Brian Singer, a portfolio manager of the $66.2 million William Blair Macro Allocation Fund, recently began shorting the broad U.S. market by buying out of the money puts that expire in mid-April and increased his positions in Japanese equities and Spanish and Italian stocks.
His reasoning: continued political brinkmanship in Washington over scheduled spending cuts scheduled to take effect March 1 will lead to another high-stakes standoff. If the cuts, dubbed the "sequester," go forward as scheduled, federal spending would be cut by about $85 billion for one year, and would fall by $1.2 trillion through 2022.
Other portfolio managers are searching for overlooked value plays.
Marian Kessler, a portfolio manager of the $169 million Becker Value Equity fund, said that the market's rally is making it "tougher to find new ideas" that have the potential to outperform. Lately, she's been putting more money into retail stocks.
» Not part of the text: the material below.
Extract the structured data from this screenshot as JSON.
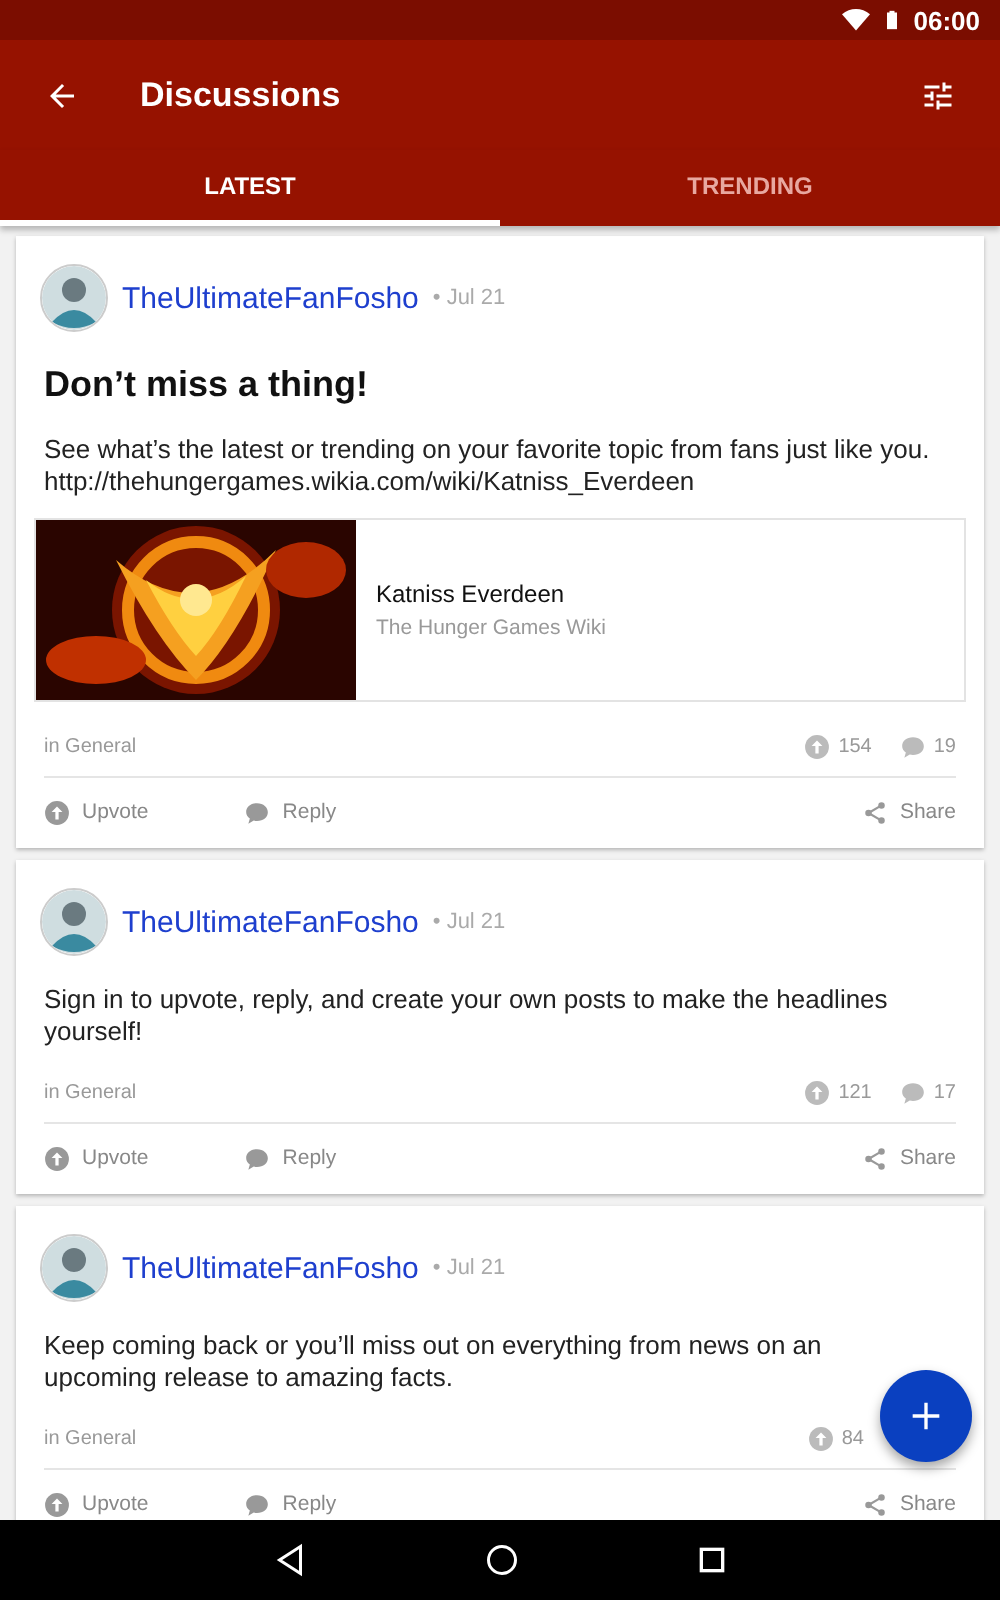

She recently began buying Coach after shares fell nearly 16 percent after the company missed analyst expectations and said it would move further away from its baseline handbag market and into the shoes and clothing segments. But Kessler, who believes that the company's share price drops were due in part to selling by growth fund managers, is attracted to the company's strong cash flow and yield of 2.4 percent, she said.
James, the Ohio fund manager, has been selling some of his past winners like Family Dollar and Dollar Tree, as well as stocks that have underperformed in the recent rally like Southwest Gas Corp., which is up 3.9 percent over the last three months, compared with a 5.7 percent jump in the S&P 500. That underperformance suggests that the stock's gains will be limited by poor momentum, he said.
Instead, he's been buying companies like Ford Motor Corp. and furniture maker Steelcase Inc. that will benefit from the improving jobs market. Yet he's also expecting the market to peak soon, so he is increasing his level of cash, too.
"A market peak is next to impossible to call," he said. "We're taking steps to lower our equity exposure but we'll ride this rally as long as we can."